President Obama did the right thing Tuesday when he reappointed Ben S. Bernanke as chairman of the Federal Reserve Board of Governors. The Fed made its share of mistakes during his first term, but its resourcefulness last fall helped to limit the damage caused by the credit market's collapse. Looking ahead, Bernanke's experience and scholarship seem well-suited to the challenges the central bank will face as the economy rebounds. Yet the Fed's track record also demonstrates why lawmakers should enact new rules for the financial industry to reduce the risk of another round of meltdowns and bailouts.
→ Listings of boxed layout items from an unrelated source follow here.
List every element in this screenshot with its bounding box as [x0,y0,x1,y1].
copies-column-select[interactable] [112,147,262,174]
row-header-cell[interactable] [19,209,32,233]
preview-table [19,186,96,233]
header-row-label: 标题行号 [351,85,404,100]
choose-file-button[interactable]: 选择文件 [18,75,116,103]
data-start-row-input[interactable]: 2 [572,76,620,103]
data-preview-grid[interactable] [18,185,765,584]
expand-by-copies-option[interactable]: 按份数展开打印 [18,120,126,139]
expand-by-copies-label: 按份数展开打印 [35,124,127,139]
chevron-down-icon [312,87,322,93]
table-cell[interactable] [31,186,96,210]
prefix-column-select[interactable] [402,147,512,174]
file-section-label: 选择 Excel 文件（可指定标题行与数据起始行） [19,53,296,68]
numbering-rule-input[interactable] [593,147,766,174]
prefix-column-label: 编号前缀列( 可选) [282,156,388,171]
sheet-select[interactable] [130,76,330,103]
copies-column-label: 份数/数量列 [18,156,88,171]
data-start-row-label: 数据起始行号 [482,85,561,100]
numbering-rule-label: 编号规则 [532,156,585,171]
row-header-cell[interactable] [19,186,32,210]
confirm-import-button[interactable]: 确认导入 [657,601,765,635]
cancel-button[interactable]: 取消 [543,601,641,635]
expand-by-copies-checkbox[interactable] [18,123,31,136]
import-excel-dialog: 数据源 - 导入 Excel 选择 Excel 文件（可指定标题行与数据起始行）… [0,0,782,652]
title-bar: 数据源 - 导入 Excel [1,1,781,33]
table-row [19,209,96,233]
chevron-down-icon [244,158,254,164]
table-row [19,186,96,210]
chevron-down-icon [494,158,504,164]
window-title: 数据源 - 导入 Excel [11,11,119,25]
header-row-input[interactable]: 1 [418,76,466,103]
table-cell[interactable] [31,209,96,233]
Bernanke's innovative use of the Fed's emergency powers helped ease the credit crunch, but it also left the Fed -- and taxpayers -- holding onto billions of dollars worth of troubled investments, either directly or as collateral for loans to banks. One test for the Fed will be extricating itself (and us) from those risks. At the same time, it must figure out how to raise short-term interest rates to normal levels without stunting the economy. The Fed took too long to raise the rates it cut after the 2001 recession (when Alan Greenspan was chairman and Bernanke was a board member), leading to the surfeit of dollars that pumped up the housing bubble. Bernanke is an expert on the Fed's missteps during the Depression, including the premature tightening of lending standards that reversed the initial recovery. That makes him acutely sensitive to the risk of a "double-dip" recession. We hope his years under Greenspan will make him equally aware of the risks of moving too slowly.
There's another important lesson to be taken from the Fed's recent history. The back-to-back bubbles in dot-com companies and the housing market show that the Fed isn't good at preventing the kind of "irrational exuberance" that causes spectacular booms and busts. The core problem is that financial companies can grow so large and interconnected with other firms that they pose a risk to the entire economy. Ironically, some of the biggest "too big to fail" banks have grown during the downturn by swallowing up other troubled firms.
Lawmakers should work with the administration to develop a more effective regulatory system for the financial industry. That should include new ways to let big companies fail without taking down the companies they're financially intertwined with; to deter growing companies from becoming big enough to pose systemic risks; and to require larger cash reserves at financial companies that are already too big to fail. The Senate should confirm Bernanke for a second term. But no matter how well he performs, the country shouldn't have to depend on the central bank to avert the next crisis.